Friday, August 28, 2015

Not Where You Would Expect

            Innovation is part of the automotive legacy. When most of us think of new and innovative ideas that changed the industry we think of them coming from American, British, German, or Italian manufacturers. But one of the leaders in automotive innovation over the last half of the 20th Century actually came from France.
            Citroen was founded in 1919 by Andres-Gustav Citroen and became the first mass produced automobile outside of the United States. Within eight years of its launch, Citroen had become the largest manufacturer in Europe and the fourth largest in the world.
            One of the things that spurred this growth and popularity was the constant innovation that went into the design of the cars. For example, in 1934 they introduced the Traction Avant which was the world’s first mass produced front wheel drive car.

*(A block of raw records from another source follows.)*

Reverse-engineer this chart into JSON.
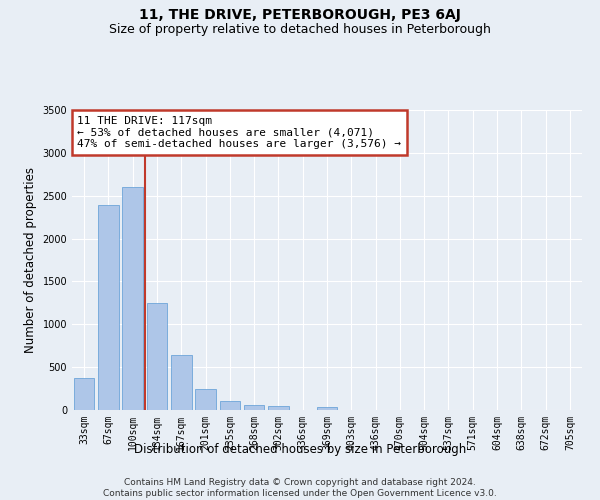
{
  "title": "11, THE DRIVE, PETERBOROUGH, PE3 6AJ",
  "subtitle": "Size of property relative to detached houses in Peterborough",
  "xlabel": "Distribution of detached houses by size in Peterborough",
  "ylabel": "Number of detached properties",
  "footer_line1": "Contains HM Land Registry data © Crown copyright and database right 2024.",
  "footer_line2": "Contains public sector information licensed under the Open Government Licence v3.0.",
  "categories": [
    "33sqm",
    "67sqm",
    "100sqm",
    "134sqm",
    "167sqm",
    "201sqm",
    "235sqm",
    "268sqm",
    "302sqm",
    "336sqm",
    "369sqm",
    "403sqm",
    "436sqm",
    "470sqm",
    "504sqm",
    "537sqm",
    "571sqm",
    "604sqm",
    "638sqm",
    "672sqm",
    "705sqm"
  ],
  "bar_values": [
    370,
    2390,
    2600,
    1250,
    640,
    250,
    110,
    60,
    50,
    0,
    35,
    0,
    0,
    0,
    0,
    0,
    0,
    0,
    0,
    0,
    0
  ],
  "bar_color": "#aec6e8",
  "bar_edge_color": "#5b9bd5",
  "vline_color": "#c0392b",
  "annotation_text": "11 THE DRIVE: 117sqm\n← 53% of detached houses are smaller (4,071)\n47% of semi-detached houses are larger (3,576) →",
  "annotation_box_color": "#c0392b",
  "ylim": [
    0,
    3500
  ],
  "background_color": "#e8eef5",
  "axes_background": "#e8eef5",
  "grid_color": "#ffffff",
  "title_fontsize": 10,
  "subtitle_fontsize": 9,
  "label_fontsize": 8.5,
  "tick_fontsize": 7,
  "footer_fontsize": 6.5,
  "annotation_fontsize": 8
}
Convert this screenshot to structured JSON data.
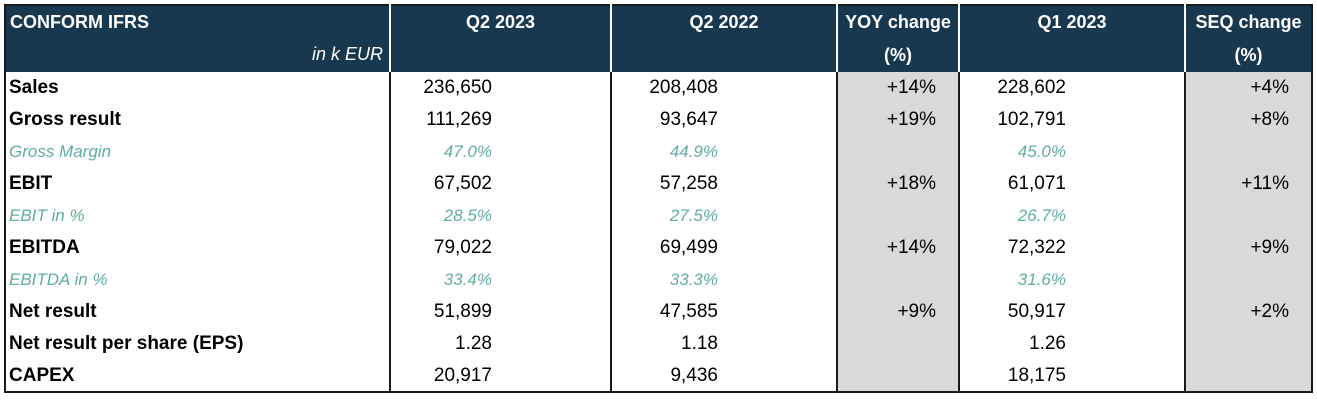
{
  "header": {
    "title": "CONFORM IFRS",
    "unit": "in k EUR",
    "col_q2_2023": "Q2 2023",
    "col_q2_2022": "Q2 2022",
    "col_yoy_line1": "YOY change",
    "col_yoy_line2": "(%)",
    "col_q1_2023": "Q1 2023",
    "col_seq_line1": "SEQ change",
    "col_seq_line2": "(%)"
  },
  "rows": [
    {
      "label": "Sales",
      "q2_2023": "236,650",
      "q2_2022": "208,408",
      "yoy": "+14%",
      "q1_2023": "228,602",
      "seq": "+4%"
    },
    {
      "label": "Gross result",
      "q2_2023": "111,269",
      "q2_2022": "93,647",
      "yoy": "+19%",
      "q1_2023": "102,791",
      "seq": "+8%"
    },
    {
      "label": "Gross Margin",
      "q2_2023": "47.0%",
      "q2_2022": "44.9%",
      "yoy": "",
      "q1_2023": "45.0%",
      "seq": ""
    },
    {
      "label": "EBIT",
      "q2_2023": "67,502",
      "q2_2022": "57,258",
      "yoy": "+18%",
      "q1_2023": "61,071",
      "seq": "+11%"
    },
    {
      "label": "EBIT in %",
      "q2_2023": "28.5%",
      "q2_2022": "27.5%",
      "yoy": "",
      "q1_2023": "26.7%",
      "seq": ""
    },
    {
      "label": "EBITDA",
      "q2_2023": "79,022",
      "q2_2022": "69,499",
      "yoy": "+14%",
      "q1_2023": "72,322",
      "seq": "+9%"
    },
    {
      "label": "EBITDA in %",
      "q2_2023": "33.4%",
      "q2_2022": "33.3%",
      "yoy": "",
      "q1_2023": "31.6%",
      "seq": ""
    },
    {
      "label": "Net result",
      "q2_2023": "51,899",
      "q2_2022": "47,585",
      "yoy": "+9%",
      "q1_2023": "50,917",
      "seq": "+2%"
    },
    {
      "label": "Net result per share (EPS)",
      "q2_2023": "1.28",
      "q2_2022": "1.18",
      "yoy": "",
      "q1_2023": "1.26",
      "seq": ""
    },
    {
      "label": "CAPEX",
      "q2_2023": "20,917",
      "q2_2022": "9,436",
      "yoy": "",
      "q1_2023": "18,175",
      "seq": ""
    }
  ],
  "colors": {
    "header_bg": "#17384f",
    "header_text": "#ffffff",
    "sub_row_text": "#5fada2",
    "change_col_bg": "#d9d9d9"
  }
}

           In 1954 they introduced the very first hydropneumatic self-leveling suspension system which was widely hyped and helped launch the revolutionary DS line a year later. The DS was the first mass produced car with modern disc brakes. Seen here is a later DS-21 from 1972.
            One constant knock on Citroen had always been that they were underpowered, especially as speeds increased following World War II. In hopes of changing that they helped develop the Wankel Rotary Engine. While somewhat successful, the Wankel proved to be a bit buggy.
    Throughout the 1960s Citroen acquired several other automobile companies and in 1968 the bought the struggling Italian sports car firm Maserati. During this time Citroen cars got the use of Maserati engines and other technologies and Maserati, essentially saved from the scrap heap, got to take advantage of all of the advanced hydraulics being used by the French firm at the time. This lead to some of Maserati’s best sports cars.
            A musical chair of ownership had swept up Citroen along with many of Europe’s major manufacturers. As ownership changed there was a constant buying and selling of other firms.
            Today the company is part of the PSA Peugot Citroen Group which is a major worldwide power. In fact, they were one of the first car brands to be sold in China, rolling into the country in 1984.  One market Citroen has not entered is North America. That is why there are so few of these uniquely brilliant cars around and why seeing this 1972 DS-21 was so special.